In this project we employ arm manipulators such as Franka Research 3 and Neuromeka IndyRP2_v2 equipped with different end effectors such as 2-finger grippers and electric screwdrivers to autonomously disassemble end of life e-mobility vehicles. Research entails imitation learning, visuo-servoing and impedence control.
AUTONOMOUS UNSCREWING SYSTEM
I developed an autonomous unscrewing system with Franka Emika FR3 using ROS. The unscrewing process consists of steps such as:
screw detection and localization - A YOLO model was trained with images of screw heads which was then used for detecting screws from images obtained from robot's mount camera feed. Then for localization of the screw, we used the associated point cloud data.
screwdriver alignment - The robot moves right above the screw to a distance of 3 mm in between the screw head and the screwdriver tip. The accuracy of screwdriver alignment is very important because this is the first step to a successful contact. In our case, the screw localization from the point cloud is accurate enough (~2mm) to proceed.
screwdriver latch - The screwdriver is lowered 1 mm at a time until a high force in the z-direction is observed from the FT sensor in the robot. A high force would indicate that there is a contact and furthermore indicate a successful latch.
unscrewing - An electric screwdriver is attached to the EE of the robot. This electric screwdriver is actuated electronically using a custom actuator design. When the screwdriver is turned on, the screw starts unscrewing and moves upwards applying a force on the robot.

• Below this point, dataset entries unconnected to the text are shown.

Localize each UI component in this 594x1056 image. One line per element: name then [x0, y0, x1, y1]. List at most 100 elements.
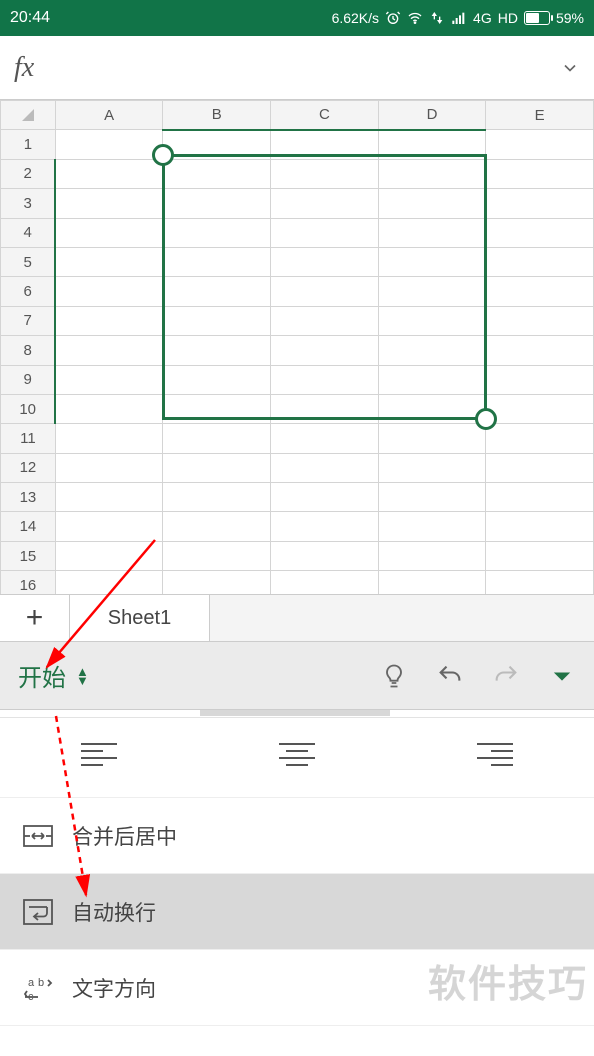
- cell-A3[interactable]: [55, 189, 163, 218]
- cell-A15[interactable]: [55, 541, 163, 570]
- cell-B1[interactable]: [163, 130, 271, 159]
- cell-A10[interactable]: [55, 394, 163, 423]
- cell-C15[interactable]: [271, 541, 379, 570]
- cell-D8[interactable]: [378, 336, 486, 365]
- row-header-3[interactable]: 3: [1, 189, 56, 218]
- cell-E10[interactable]: [486, 394, 594, 423]
- cell-C1[interactable]: [271, 130, 379, 159]
- cell-C16[interactable]: [271, 571, 379, 594]
- cell-C2[interactable]: [271, 159, 379, 188]
- cell-C14[interactable]: [271, 512, 379, 541]
- cell-B6[interactable]: [163, 277, 271, 306]
- cell-E8[interactable]: [486, 336, 594, 365]
- cell-B11[interactable]: [163, 424, 271, 453]
- cell-A1[interactable]: [55, 130, 163, 159]
- row-header-7[interactable]: 7: [1, 306, 56, 335]
- cell-A9[interactable]: [55, 365, 163, 394]
- text-direction-item[interactable]: abc 文字方向: [0, 950, 594, 1026]
- cell-E14[interactable]: [486, 512, 594, 541]
- cell-B12[interactable]: [163, 453, 271, 482]
- row-header-6[interactable]: 6: [1, 277, 56, 306]
- cell-E12[interactable]: [486, 453, 594, 482]
- select-all-corner[interactable]: [1, 101, 56, 130]
- cell-C12[interactable]: [271, 453, 379, 482]
- row-header-16[interactable]: 16: [1, 571, 56, 594]
- cell-C13[interactable]: [271, 483, 379, 512]
- cell-C8[interactable]: [271, 336, 379, 365]
- cell-C5[interactable]: [271, 247, 379, 276]
- cell-E3[interactable]: [486, 189, 594, 218]
- cell-C9[interactable]: [271, 365, 379, 394]
- undo-icon[interactable]: [436, 662, 464, 690]
- cell-E5[interactable]: [486, 247, 594, 276]
- cell-C4[interactable]: [271, 218, 379, 247]
- cell-A7[interactable]: [55, 306, 163, 335]
- row-header-4[interactable]: 4: [1, 218, 56, 247]
- cell-D7[interactable]: [378, 306, 486, 335]
- row-header-14[interactable]: 14: [1, 512, 56, 541]
- lightbulb-icon[interactable]: [380, 662, 408, 690]
- cell-B13[interactable]: [163, 483, 271, 512]
- cell-A5[interactable]: [55, 247, 163, 276]
- cell-E4[interactable]: [486, 218, 594, 247]
- cell-B7[interactable]: [163, 306, 271, 335]
- cell-A14[interactable]: [55, 512, 163, 541]
- col-header-A[interactable]: A: [55, 101, 163, 130]
- sheet-tab-sheet1[interactable]: Sheet1: [70, 595, 210, 641]
- cell-A11[interactable]: [55, 424, 163, 453]
- add-sheet-button[interactable]: +: [0, 595, 70, 641]
- cell-A12[interactable]: [55, 453, 163, 482]
- cell-E16[interactable]: [486, 571, 594, 594]
- cell-C7[interactable]: [271, 306, 379, 335]
- row-header-9[interactable]: 9: [1, 365, 56, 394]
- cell-D16[interactable]: [378, 571, 486, 594]
- cell-D10[interactable]: [378, 394, 486, 423]
- cell-A6[interactable]: [55, 277, 163, 306]
- chevron-down-icon[interactable]: [560, 58, 580, 78]
- cell-E13[interactable]: [486, 483, 594, 512]
- cell-E15[interactable]: [486, 541, 594, 570]
- cell-E2[interactable]: [486, 159, 594, 188]
- formula-bar[interactable]: fx: [0, 36, 594, 100]
- redo-icon[interactable]: [492, 662, 520, 690]
- col-header-E[interactable]: E: [486, 101, 594, 130]
- cell-B2[interactable]: [163, 159, 271, 188]
- cell-E9[interactable]: [486, 365, 594, 394]
- cell-D9[interactable]: [378, 365, 486, 394]
- cell-B9[interactable]: [163, 365, 271, 394]
- cell-D2[interactable]: [378, 159, 486, 188]
- cell-D3[interactable]: [378, 189, 486, 218]
- cell-D1[interactable]: [378, 130, 486, 159]
- cell-B3[interactable]: [163, 189, 271, 218]
- row-header-13[interactable]: 13: [1, 483, 56, 512]
- cell-A13[interactable]: [55, 483, 163, 512]
- cell-E7[interactable]: [486, 306, 594, 335]
- cell-E1[interactable]: [486, 130, 594, 159]
- cell-D12[interactable]: [378, 453, 486, 482]
- row-header-12[interactable]: 12: [1, 453, 56, 482]
- cell-A16[interactable]: [55, 571, 163, 594]
- cell-D14[interactable]: [378, 512, 486, 541]
- cell-B10[interactable]: [163, 394, 271, 423]
- cell-C6[interactable]: [271, 277, 379, 306]
- cell-B8[interactable]: [163, 336, 271, 365]
- cell-D5[interactable]: [378, 247, 486, 276]
- row-header-2[interactable]: 2: [1, 159, 56, 188]
- cell-E6[interactable]: [486, 277, 594, 306]
- row-header-15[interactable]: 15: [1, 541, 56, 570]
- cell-A4[interactable]: [55, 218, 163, 247]
- align-center-button[interactable]: [277, 740, 317, 775]
- align-left-button[interactable]: [79, 740, 119, 775]
- cell-C11[interactable]: [271, 424, 379, 453]
- cell-B15[interactable]: [163, 541, 271, 570]
- row-header-10[interactable]: 10: [1, 394, 56, 423]
- merge-center-item[interactable]: 合并后居中: [0, 798, 594, 874]
- cell-B5[interactable]: [163, 247, 271, 276]
- align-right-button[interactable]: [475, 740, 515, 775]
- cell-E11[interactable]: [486, 424, 594, 453]
- row-header-8[interactable]: 8: [1, 336, 56, 365]
- ribbon-tab-selector[interactable]: 开始 ▲▼: [18, 658, 89, 693]
- cell-C10[interactable]: [271, 394, 379, 423]
- col-header-C[interactable]: C: [271, 101, 379, 130]
- cell-C3[interactable]: [271, 189, 379, 218]
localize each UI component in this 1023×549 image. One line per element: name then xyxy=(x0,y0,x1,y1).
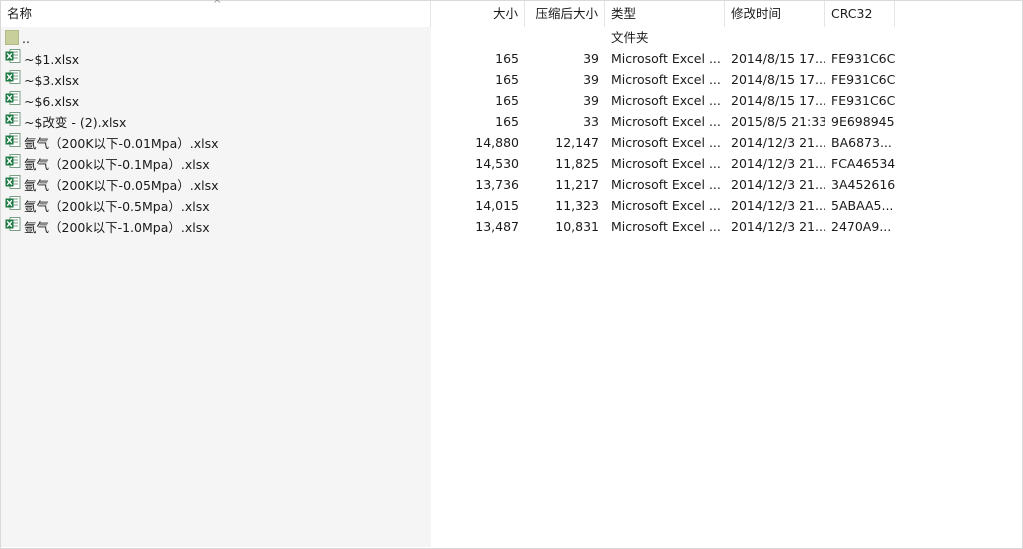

Once a certain force threshold is reached, we move the robot upwards by 1mm, maintaining the contact as well as reducing the force on the robot (safety for robot joints). This process is repeated until we observe a constant value in the force data which indicates that the screw has been unscrewed completely. At this point, we move the robot back to the home position.
IMITATION LEARNING
Data Collection
I developed a comprehensive dataset for imitation learning using the Franka Emika FR3 robotic arm, ensuring a rich and diverse data collection process for training autonomous manipulation models. The data acquisition was conducted through the Robot Operating System (ROS), where I recorded multi-modal sensor inputs, including transformation (TF) data, joint states, and force measurements, to capture the robot’s precise interactions with its environment. To enhance learning accuracy, I recorded camera data from three different angles—robot mount, front view, and side view—providing a holistic visual representation of the task execution. The demonstrations were performed using the Haply Inverse3 haptic device for tele-operation, enabling fine-grained control over the robot’s movements.
AI Models
The collected dataset was utilized to train and evaluate over 50 models, focusing on alignment and unscrewing tasks. I systematically analyzed model performance, refining learning strategies to improve generalization and efficiency in robotic manipulation.
ISAAC SIM SIMULATION OF DISASSEMBLY
I created a simulation in NVIDIA Isaac Sim where a Franka FR3 robot disassembles a box by first unscrewing 6 screws using an attached electric screwdriver and then detaches the top-lid of the box using a 2-finger gripper and places it on the side. The robot's movements were controlled using ROS and MoveIt!
Issues Debugged:
1. Simulating Nut-Bolt contact physics: Since the nut-bolt pair consists of object pairs with a lot of contact points along with their small size, it is crucial for their collision mesh to have an high resolution in order to simulate their contact well. In Isaac Sim this is achieved by using a SDF collision mesh. Also, the threading between the nut and bolt pairs were kept consistent to have a perfect fit.
ISAAC SIM SIMULATION OF ROBOT WORKCELL
I designed a simulation in NVIDIA Isaac Sim that automates battery pack disassembly using robotic manipulators and mobile robots. The system features dedicated pack and module disassembly stations where robotic arms systematically deconstruct battery packs, while mobile robots transport battery modules for further processing. A quadruped robot assists in module transport, enhancing automation. The simulation integrates human-expert data collection, autonomous human-robot collaboration, and efficient unmanufacturing strategies. A human tele-operator oversees the process remotely, ensuring seamless integration of robotics and AI for safe and efficient battery recycling or repurposing.